È ormai necessario cambiare il paradigma che vede l’ambiente sacrificabile in nome dei servizi e del lavoro.
Le Amministrazioni devono dimostrare di essere in grado di affrontare con competenza e lungimiranza le nuove sfide che ci aspettano in un futuro non troppo lontano: da un lato una popolazione che invecchia e quindi che necessita di più assistenza, dall’altra la necessità di preservare suolo e ecosistemi davanti ad una crisi climatica e alle conseguenti criticità legate all’estremizzarsi degli effetti climatici che sono altrettanto innegabili.
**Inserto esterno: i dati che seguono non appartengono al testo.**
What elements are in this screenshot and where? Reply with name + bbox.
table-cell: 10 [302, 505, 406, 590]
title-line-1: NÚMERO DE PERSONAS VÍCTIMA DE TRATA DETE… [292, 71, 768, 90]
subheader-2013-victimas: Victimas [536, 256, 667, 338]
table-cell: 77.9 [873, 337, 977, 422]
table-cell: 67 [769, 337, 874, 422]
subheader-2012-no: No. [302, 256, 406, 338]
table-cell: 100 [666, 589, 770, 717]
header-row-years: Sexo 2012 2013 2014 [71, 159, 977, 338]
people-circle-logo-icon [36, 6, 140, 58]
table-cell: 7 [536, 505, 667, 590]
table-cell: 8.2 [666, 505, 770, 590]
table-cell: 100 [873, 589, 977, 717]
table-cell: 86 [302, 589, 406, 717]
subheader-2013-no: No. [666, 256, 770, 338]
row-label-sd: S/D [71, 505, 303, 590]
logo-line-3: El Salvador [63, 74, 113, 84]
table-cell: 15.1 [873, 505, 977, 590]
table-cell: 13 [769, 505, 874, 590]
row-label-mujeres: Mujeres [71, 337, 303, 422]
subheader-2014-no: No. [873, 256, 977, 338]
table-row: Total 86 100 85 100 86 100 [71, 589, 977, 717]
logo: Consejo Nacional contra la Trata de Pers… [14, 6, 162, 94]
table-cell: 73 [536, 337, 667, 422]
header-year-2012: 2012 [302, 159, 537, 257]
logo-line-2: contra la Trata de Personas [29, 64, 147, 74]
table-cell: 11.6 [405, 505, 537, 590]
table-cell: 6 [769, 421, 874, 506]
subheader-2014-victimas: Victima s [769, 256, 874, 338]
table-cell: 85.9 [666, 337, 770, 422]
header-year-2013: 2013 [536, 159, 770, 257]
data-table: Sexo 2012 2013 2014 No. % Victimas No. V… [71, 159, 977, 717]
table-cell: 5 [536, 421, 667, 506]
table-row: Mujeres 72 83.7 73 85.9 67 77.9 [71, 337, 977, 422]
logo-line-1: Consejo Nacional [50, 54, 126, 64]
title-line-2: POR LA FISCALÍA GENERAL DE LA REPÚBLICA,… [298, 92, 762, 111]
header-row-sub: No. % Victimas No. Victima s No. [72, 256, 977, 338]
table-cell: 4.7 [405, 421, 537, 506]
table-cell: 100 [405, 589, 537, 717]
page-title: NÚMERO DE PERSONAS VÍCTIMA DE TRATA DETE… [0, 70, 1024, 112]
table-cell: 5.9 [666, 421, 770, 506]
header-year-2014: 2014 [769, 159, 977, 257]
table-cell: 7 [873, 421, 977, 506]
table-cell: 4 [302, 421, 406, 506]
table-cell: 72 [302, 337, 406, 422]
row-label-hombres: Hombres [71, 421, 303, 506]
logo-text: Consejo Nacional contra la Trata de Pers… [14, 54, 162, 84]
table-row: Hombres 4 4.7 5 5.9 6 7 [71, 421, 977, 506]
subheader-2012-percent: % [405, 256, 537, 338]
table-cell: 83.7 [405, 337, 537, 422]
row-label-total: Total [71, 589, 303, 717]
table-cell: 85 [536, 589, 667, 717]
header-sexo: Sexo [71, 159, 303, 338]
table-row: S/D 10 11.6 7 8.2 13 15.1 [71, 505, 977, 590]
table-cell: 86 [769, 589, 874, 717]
C’è la necessità di un’attenta pianificazione di politica sanitaria in grado di dare risposte efficienti e misurate, in primis, capendo se il modello RSA sia l’unica soluzione in risposta ai bisogni di assistenza per gli anziani, oppure se si possa rispondere a tali bisogni con un ventaglio di offerta più ampia (centri diurni, assistenza domiciliare, co-housing, ..) nel quale la RSA sia solo una delle possibilità (tra l’altro la più cara per i cittadini e Stato), fornendo una reale scelta alle famiglie sulla tipologia di assistenza più giusta, in base alle proprie necessità ed esigenze del proprio caro.
Siamo invece di fronte a privati, che individuato il ricco business della sanità privata, si rivolgono ai Comuni proponendo RSA sempre più grandi.
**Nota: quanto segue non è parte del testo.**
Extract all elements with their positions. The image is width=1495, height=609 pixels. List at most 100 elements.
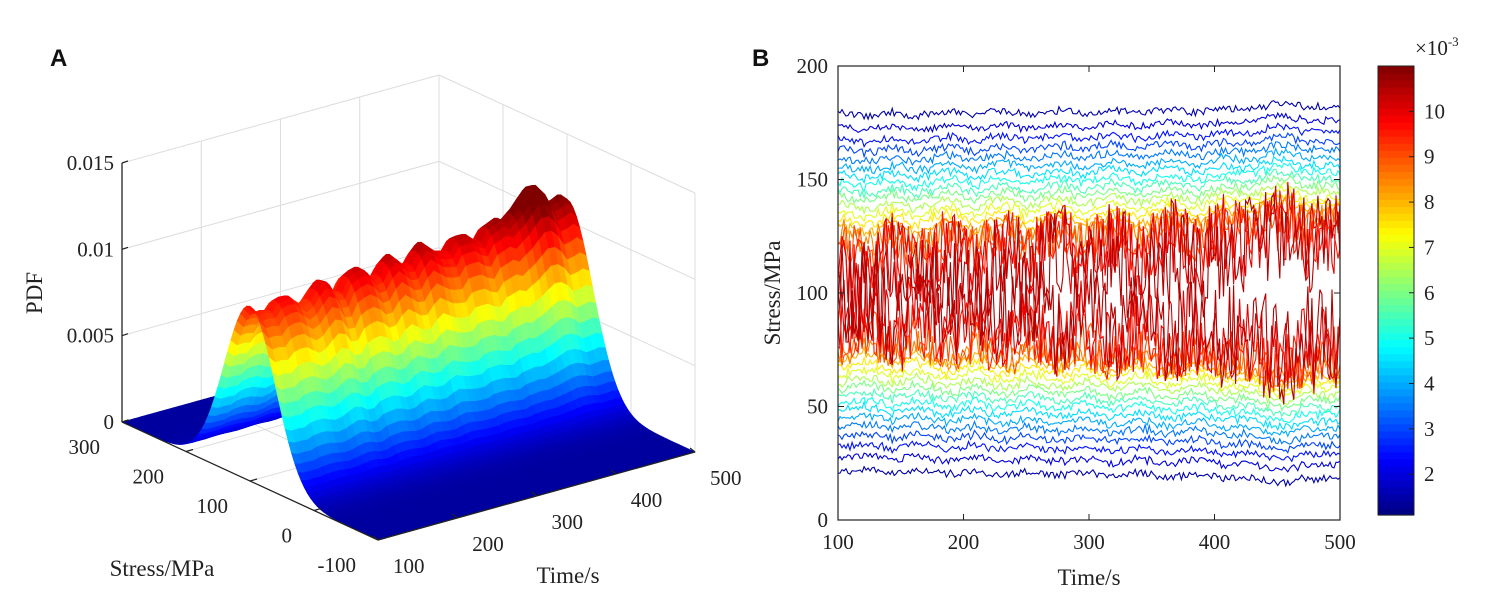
colorbar-tick-label: 2 [1424, 462, 1435, 486]
colorbar-swatch [1378, 339, 1414, 348]
z-tick-label: 0.005 [67, 324, 114, 348]
colorbar-swatch [1378, 472, 1414, 481]
colorbar-swatch [1378, 66, 1414, 74]
colorbar-swatch [1378, 171, 1414, 179]
colorbar-tick-label: 7 [1424, 235, 1435, 259]
colorbar-swatch [1378, 213, 1414, 221]
colorbar-swatch [1378, 178, 1414, 186]
x-tick-label: 300 [1073, 530, 1105, 554]
colorbar-swatch [1378, 115, 1414, 123]
colorbar-swatch [1378, 388, 1414, 397]
colorbar-swatch [1378, 304, 1414, 313]
x-tick-label: 200 [472, 532, 504, 556]
colorbar-swatch [1378, 94, 1414, 102]
y-tick-label: -100 [318, 553, 357, 577]
colorbar-swatch [1378, 276, 1414, 285]
y-tick-label: 0 [282, 524, 293, 548]
colorbar-tick-label: 5 [1424, 326, 1435, 350]
plot-area-b [838, 66, 1340, 520]
colorbar-swatch [1378, 234, 1414, 242]
colorbar-swatch [1378, 262, 1414, 271]
colorbar-swatch [1378, 164, 1414, 172]
colorbar-swatch [1378, 129, 1414, 137]
z-tick-label: 0 [104, 410, 115, 434]
colorbar-swatch [1378, 283, 1414, 292]
colorbar-swatch [1378, 143, 1414, 151]
colorbar-swatch [1378, 465, 1414, 474]
panel-label-b: B [752, 45, 769, 72]
colorbar-swatch [1378, 185, 1414, 193]
colorbar-tick-label: 10 [1424, 99, 1445, 123]
colorbar-swatch [1378, 402, 1414, 411]
x-tick-label: 100 [393, 554, 425, 578]
y-tick-label: 0 [818, 508, 829, 532]
colorbar-swatch [1378, 199, 1414, 207]
x-tick-label: 100 [822, 530, 854, 554]
colorbar-swatch [1378, 493, 1414, 502]
colorbar-swatch [1378, 122, 1414, 130]
x-tick-label: 400 [1199, 530, 1231, 554]
y-tick-label: 100 [197, 494, 229, 518]
colorbar-multiplier: ×10-3 [1415, 34, 1459, 60]
colorbar-swatch [1378, 486, 1414, 495]
colorbar-swatch [1378, 332, 1414, 341]
colorbar-swatch [1378, 157, 1414, 165]
colorbar-swatch [1378, 374, 1414, 383]
colorbar-swatch [1378, 318, 1414, 327]
colorbar-swatch [1378, 507, 1414, 516]
x-tick-label: 400 [631, 488, 663, 512]
colorbar-swatch [1378, 220, 1414, 228]
colorbar-tick-label: 9 [1424, 145, 1435, 169]
z-tick-label: 0.015 [67, 151, 114, 175]
colorbar-swatch [1378, 416, 1414, 425]
colorbar-swatch [1378, 290, 1414, 299]
contour-plot-b: 100 200 300 400 500 0 50 100 150 200 Stress/MPa T… [760, 34, 1459, 590]
colorbar-swatch [1378, 101, 1414, 109]
colorbar-swatch [1378, 346, 1414, 355]
colorbar-swatch [1378, 381, 1414, 390]
colorbar-swatch [1378, 500, 1414, 509]
y-tick-label: 300 [69, 435, 101, 459]
x-axis-label-b: Time/s [1057, 565, 1120, 590]
colorbar-swatch [1378, 437, 1414, 446]
z-axis-label-a: PDF [22, 272, 47, 314]
colorbar-swatch [1378, 353, 1414, 362]
colorbar-swatch [1378, 87, 1414, 95]
colorbar-swatch [1378, 395, 1414, 404]
colorbar-swatch [1378, 241, 1414, 250]
y-tick [185, 448, 194, 453]
colorbar-swatch [1378, 227, 1414, 235]
colorbar-swatch [1378, 325, 1414, 334]
colorbar-tick-label: 4 [1424, 371, 1435, 395]
colorbar-swatch [1378, 409, 1414, 418]
colorbar-swatch [1378, 192, 1414, 200]
x-axis-label-a: Time/s [536, 563, 599, 588]
colorbar-swatch [1378, 451, 1414, 460]
colorbar: 2 3 4 5 6 7 8 9 10 [1377, 65, 1445, 516]
y-tick-label: 200 [797, 54, 829, 78]
y-tick-label: 100 [797, 281, 829, 305]
z-tick-label: 0.01 [77, 237, 114, 261]
colorbar-swatch [1378, 367, 1414, 376]
y-tick-label: 150 [797, 168, 829, 192]
colorbar-swatch [1378, 108, 1414, 116]
colorbar-swatch [1378, 73, 1414, 81]
y-tick-label: 200 [133, 465, 165, 489]
colorbar-tick-label: 8 [1424, 190, 1435, 214]
surface-plot-a: 0 0.005 0.01 0.015 -100 0 100 200 300 100 200 300 40… [22, 74, 742, 588]
colorbar-swatch [1378, 206, 1414, 214]
y-tick-label: 50 [807, 395, 828, 419]
colorbar-swatch [1378, 80, 1414, 88]
surface-a [121, 184, 696, 541]
panel-label-a: A [50, 45, 67, 72]
colorbar-swatch [1378, 269, 1414, 278]
colorbar-swatch [1378, 248, 1414, 257]
y-tick [249, 478, 258, 482]
colorbar-tick-label: 3 [1424, 417, 1435, 441]
colorbar-tick-label: 6 [1424, 281, 1435, 305]
colorbar-swatch [1378, 255, 1414, 264]
colorbar-swatch [1378, 297, 1414, 306]
x-tick-label: 300 [552, 510, 584, 534]
x-tick-label: 500 [710, 466, 742, 490]
y-axis-label-b: Stress/MPa [760, 241, 785, 346]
La Regione Toscana sta cercando affannosamente di tracciare una rotta riguardo entrambe le tematiche: le Leggi regionali 41/2005 e 2/2024 impongono che le RSA abbiano massimo 80 posti (al fine di evitare la nascita di maxi-strutture che rischiano di diventare solo luoghi di “custodia” e non luoghi di cura e di presa in carico) e la Legge Regionale 65/2014 sancisce il concetto di azzeramento di consumo di suolo, se sono disponibili alternative di riuso del patrimonio edile esistente.
I progetti proposti vanno esattamente contro entrambe queste indicazioni.
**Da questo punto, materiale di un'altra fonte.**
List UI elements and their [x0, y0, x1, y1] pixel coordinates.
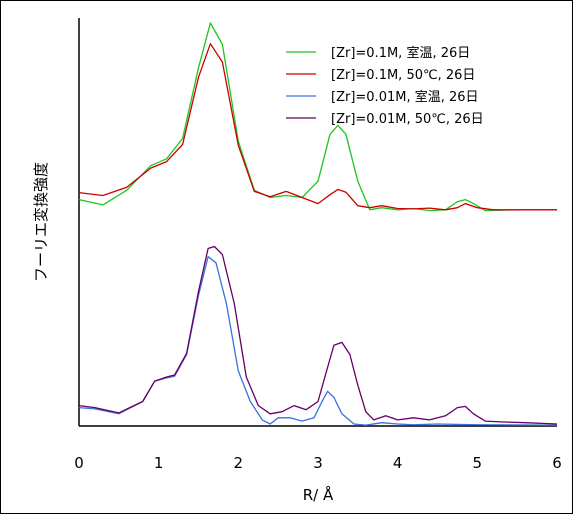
series-line-2 [78, 43, 557, 211]
series-layer [78, 22, 558, 426]
x-tick-label: 1 [154, 454, 164, 472]
x-tick-label: 3 [313, 454, 323, 472]
legend-label-3: [Zr]=0.01M, 室温, 26日 [331, 89, 479, 105]
x-tick-label: 5 [473, 454, 483, 472]
x-tick-label: 0 [74, 454, 84, 472]
series-line-1 [78, 22, 557, 212]
legend: [Zr]=0.1M, 室温, 26日 [Zr]=0.1M, 50℃, 26日 [Zr… [286, 45, 484, 127]
x-tick-label: 6 [552, 454, 562, 472]
legend-label-2: [Zr]=0.1M, 50℃, 26日 [331, 68, 475, 83]
legend-label-4: [Zr]=0.01M, 50℃, 26日 [331, 112, 484, 127]
x-tick-label: 2 [234, 454, 244, 472]
y-axis-title: フーリエ変換強度 [32, 162, 50, 282]
x-tick-label: 4 [393, 454, 403, 472]
series-line-3 [78, 256, 558, 426]
legend-label-1: [Zr]=0.1M, 室温, 26日 [331, 45, 470, 61]
axes: 0 1 2 3 4 5 6 [74, 18, 562, 472]
x-axis-title: R/ Å [303, 485, 334, 504]
x-ticks: 0 1 2 3 4 5 6 [74, 454, 562, 472]
series-line-4 [78, 245, 558, 425]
A proposito del riuso degli edifici, durante l’incontro il Sindaco Vanni ha detto che non esistono nel territorio di Vinci strutture esistenti che avrebbero potuto accogliere i servizi previsti. Se si cerca una struttura a Vinci in grado di ospitare 160 posti letto, è facile crederci.
Ma se si immaginassero strutture più piccole (e quindi in linea con la legge regionale) e dislocate anche nei comuni limitrofi, che non siano necessariamente il “copia-incolla” di un maxi-modello progettuale che Carron ha già usato in altre decine di luoghi in Toscana e in tutta Italia? In tal caso sembra difficile pensare che non esistano strutture riutilizzabili. Lo stesso vale per i servizi in progetto per le Pubbliche Assistenze.
Sarebbe più complesso trovare e ristrutturare ciò che già esiste? Certamente. Ma dobbiamo renderci conto che viviamo in una realtà estremamente complessa, e le soluzioni semplici (prendo un pezzo di campagna e ci calo sopra 10.000 mq di strutture) non sono più ammissibili. La comunità intera non si può più permettere queste scorciatoie ed è l’ora che la nostra classe dirigente, a partire dalle amministrazioni locali, dimostri di comprendere ed essere all’altezza di tali sfide, avendo anche il coraggio e la forza di tornare indietro se le strade intraprese sono sbagliate.